I have a dataset with dates encoded as strings formatted as %B %d, %Y, eg September 10, 2021.
Using:df['sale_date'] = pd.to_datetime(df.sale_date, format = '%B %d, %Y')
produces this error ValueError: time data 'September 10, 2021' does not match format '%B %d, %Y' (match)
Manually checking with strptimedatetime.strptime('September 10, 2021', '%B %d, %Y')
produces the correct datetime object.
Is there something I missed in the pd.to_datetime?
Thanks.
CodePudding user response:
Upon further investigation, I found out that the error only happens on the first element of the series. It seems that the string has '\ufeff' added to it. So I just did a series.str.replace()
and now it is working. Sorry for the bother. Question is how did that BOM end up there?
CodePudding user response:
Very likely you have to eliminate some whitespaces first!
If I add whitespaces at the beginning, end or both..

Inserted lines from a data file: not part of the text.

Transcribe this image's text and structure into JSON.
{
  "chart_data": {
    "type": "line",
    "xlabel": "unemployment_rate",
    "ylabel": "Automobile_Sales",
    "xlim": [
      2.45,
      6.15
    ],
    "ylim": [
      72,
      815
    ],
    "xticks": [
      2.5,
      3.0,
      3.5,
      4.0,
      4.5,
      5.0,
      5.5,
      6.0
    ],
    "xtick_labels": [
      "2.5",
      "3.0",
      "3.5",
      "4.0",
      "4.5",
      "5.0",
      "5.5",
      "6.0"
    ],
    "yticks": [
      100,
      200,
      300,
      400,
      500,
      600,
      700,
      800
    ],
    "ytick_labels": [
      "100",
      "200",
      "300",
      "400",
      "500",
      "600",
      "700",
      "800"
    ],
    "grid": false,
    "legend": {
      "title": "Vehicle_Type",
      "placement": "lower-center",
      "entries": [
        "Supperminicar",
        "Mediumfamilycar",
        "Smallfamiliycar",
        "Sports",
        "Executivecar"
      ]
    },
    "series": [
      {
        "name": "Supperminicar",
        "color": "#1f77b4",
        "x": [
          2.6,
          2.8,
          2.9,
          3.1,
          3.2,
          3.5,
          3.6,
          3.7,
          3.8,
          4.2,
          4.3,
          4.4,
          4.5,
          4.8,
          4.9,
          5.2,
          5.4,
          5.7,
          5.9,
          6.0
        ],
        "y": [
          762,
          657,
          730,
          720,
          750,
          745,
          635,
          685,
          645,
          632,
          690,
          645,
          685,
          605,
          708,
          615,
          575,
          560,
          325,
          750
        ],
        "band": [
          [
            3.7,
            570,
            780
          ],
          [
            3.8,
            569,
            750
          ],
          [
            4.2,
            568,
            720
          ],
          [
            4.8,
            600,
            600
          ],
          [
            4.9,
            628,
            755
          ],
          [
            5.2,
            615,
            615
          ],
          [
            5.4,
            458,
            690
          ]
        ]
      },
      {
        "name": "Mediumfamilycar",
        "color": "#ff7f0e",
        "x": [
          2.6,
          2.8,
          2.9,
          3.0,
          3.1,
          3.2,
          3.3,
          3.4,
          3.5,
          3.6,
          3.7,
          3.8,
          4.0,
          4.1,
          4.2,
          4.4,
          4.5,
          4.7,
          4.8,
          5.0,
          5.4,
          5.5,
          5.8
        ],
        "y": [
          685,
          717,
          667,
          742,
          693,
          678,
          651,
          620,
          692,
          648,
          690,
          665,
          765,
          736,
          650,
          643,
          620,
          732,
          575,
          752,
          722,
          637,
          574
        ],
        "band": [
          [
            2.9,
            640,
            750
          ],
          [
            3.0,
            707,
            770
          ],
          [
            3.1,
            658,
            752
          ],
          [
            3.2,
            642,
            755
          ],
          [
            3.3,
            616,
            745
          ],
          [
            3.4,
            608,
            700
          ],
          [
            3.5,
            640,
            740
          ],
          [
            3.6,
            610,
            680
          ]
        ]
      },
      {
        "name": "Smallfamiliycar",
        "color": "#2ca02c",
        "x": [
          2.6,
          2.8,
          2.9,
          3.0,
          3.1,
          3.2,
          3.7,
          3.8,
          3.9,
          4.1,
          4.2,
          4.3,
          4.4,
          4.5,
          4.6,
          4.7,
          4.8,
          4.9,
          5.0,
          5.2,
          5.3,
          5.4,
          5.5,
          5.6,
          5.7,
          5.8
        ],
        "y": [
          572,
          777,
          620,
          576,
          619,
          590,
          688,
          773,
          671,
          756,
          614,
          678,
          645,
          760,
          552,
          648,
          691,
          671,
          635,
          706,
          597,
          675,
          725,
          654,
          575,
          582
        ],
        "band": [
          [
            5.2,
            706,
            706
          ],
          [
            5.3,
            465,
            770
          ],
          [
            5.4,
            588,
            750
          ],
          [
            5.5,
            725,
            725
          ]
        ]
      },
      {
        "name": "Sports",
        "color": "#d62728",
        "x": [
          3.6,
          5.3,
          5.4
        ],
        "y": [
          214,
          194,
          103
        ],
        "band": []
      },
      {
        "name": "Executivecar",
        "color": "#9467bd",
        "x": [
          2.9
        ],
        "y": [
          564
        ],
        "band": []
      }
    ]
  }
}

datestring = ' September 10, 2021 '
datetime.datetime.strptime(datestring, '%B %d, %Y')
it will result in the same error message as you have..
ValueError: time data ' September 10, 2021 ' does not match format '%B %d, %Y'
As a solution for a single value use:
datestring = ' September 10, 2021 '
datestring.strip()
for a column in a dataframe use:
dummy = pd.DataFrame(columns={'Date'}, data = [' September 10, 2021 ', ' September 11, 2021 ', ' September 12, 2021 '])
dummy.Date = dummy.Date.apply(lambda x: x.strip())